Another Riverview Cafe story







Tonight was an especially good show at the Riverview Cafe Open Mike night. There was an unusually diverse mix of styles and a couple of standout performances. No one was bad, but then they never are. 

Some people wrote their own songs and some people sang other people's songs. Some people did one of each, and a few people managed to sing fast enough to squeeze in a third song. Covered artists included Johnny Cash (the same song for the second week in a row, but by different people), Patty Griffin (Twice! Two different songs. Two different people), Stephen Foster by way of Neil Young, R.E.M., The Who, Roy Clark, A song Hank Williams made famous but didn't write, and Ray Charles. A performer we'd seen before did a song I liked about The Peshtigo Fire, a huge fire I'd never heard of that was in Door County on the same day as The Chicago Fire. It had this really nice line in the refrain (I'm afraid I don't have it exact in my memory), something like:

Some people jumped in the Peshtigo River,
But that was on fire too.

Well, you know, the lines are always better sung.

There was also an unusual run on comic songs tonight.

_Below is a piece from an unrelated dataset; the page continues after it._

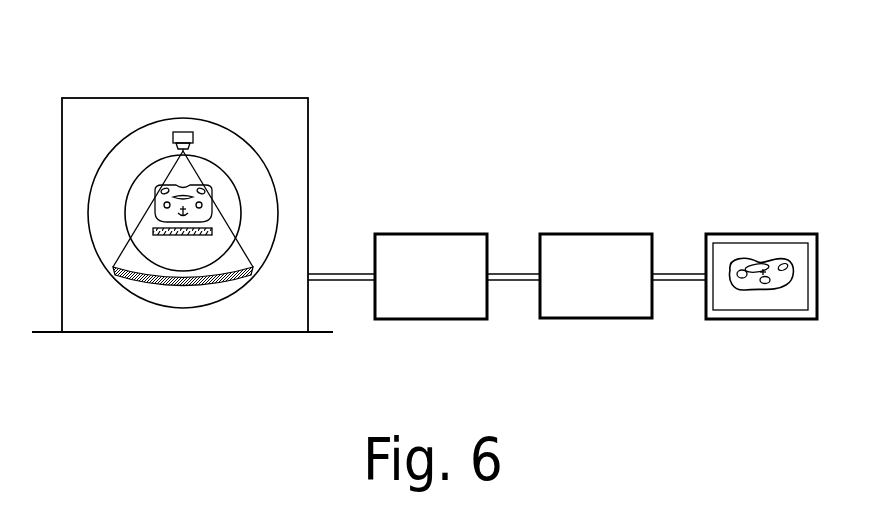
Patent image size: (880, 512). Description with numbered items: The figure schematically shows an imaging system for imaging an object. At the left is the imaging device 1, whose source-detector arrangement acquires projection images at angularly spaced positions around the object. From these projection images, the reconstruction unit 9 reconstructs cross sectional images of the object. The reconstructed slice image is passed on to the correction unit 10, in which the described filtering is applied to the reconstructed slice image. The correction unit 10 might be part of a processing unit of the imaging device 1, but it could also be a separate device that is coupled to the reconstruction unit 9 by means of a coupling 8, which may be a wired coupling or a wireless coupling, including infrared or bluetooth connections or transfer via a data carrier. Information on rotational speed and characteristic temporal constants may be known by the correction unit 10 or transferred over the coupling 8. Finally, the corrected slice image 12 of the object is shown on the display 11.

A really terrific ukulele player, who played it like a blues guitar, did some damage to his blues songs by being too funny, and a woman did a couple of specifically comic songs of an NC-17 rating that sent a couple people of delicate sensibilities into the back hall. These funny songs were kind of close together and when a crusty old duo we'd seen before came on and started a song that clearly looked to be funny I immediately thought to myself "Uh-oh, I guess I don't much like funny songs." 

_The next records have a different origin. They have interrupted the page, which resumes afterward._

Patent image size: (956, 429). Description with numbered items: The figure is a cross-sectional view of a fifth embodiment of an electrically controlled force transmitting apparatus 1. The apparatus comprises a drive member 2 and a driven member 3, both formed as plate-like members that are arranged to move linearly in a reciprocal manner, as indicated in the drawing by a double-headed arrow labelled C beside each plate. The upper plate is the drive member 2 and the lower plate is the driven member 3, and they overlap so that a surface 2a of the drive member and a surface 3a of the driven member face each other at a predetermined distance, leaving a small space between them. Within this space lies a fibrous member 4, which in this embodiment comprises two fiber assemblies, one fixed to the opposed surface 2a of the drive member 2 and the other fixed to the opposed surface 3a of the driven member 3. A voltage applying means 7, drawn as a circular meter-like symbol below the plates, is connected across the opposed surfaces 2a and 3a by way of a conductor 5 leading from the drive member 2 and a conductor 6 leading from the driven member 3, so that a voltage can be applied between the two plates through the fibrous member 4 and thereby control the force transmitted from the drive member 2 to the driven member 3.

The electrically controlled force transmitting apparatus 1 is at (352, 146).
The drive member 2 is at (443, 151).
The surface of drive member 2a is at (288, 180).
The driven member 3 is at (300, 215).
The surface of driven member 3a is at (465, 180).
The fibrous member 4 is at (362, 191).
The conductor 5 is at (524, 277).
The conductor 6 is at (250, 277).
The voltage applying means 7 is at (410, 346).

It ended up being one of the most charming songs of the night. Again here's my best, not as good as the original, rendition of a few of its key lines:

I think my cat has feline dementia,
I think my cat has feline dementia,
He wants to go outside,
Then he wants to come inside,
Then he wants to go outside again.
I think my cat has feline dementia.

Again, much better when sung, with a good, low key, blind harmonica player accompanist, so you may have to take my word for it that it was delightful. 

But perhaps that last little story is the best way to sum up The Riverview Cafe Open Mike Night, really on pretty much any given night. You start out with a little feeling of "Uh-oh" and then you end up charmed, if not downright amazed.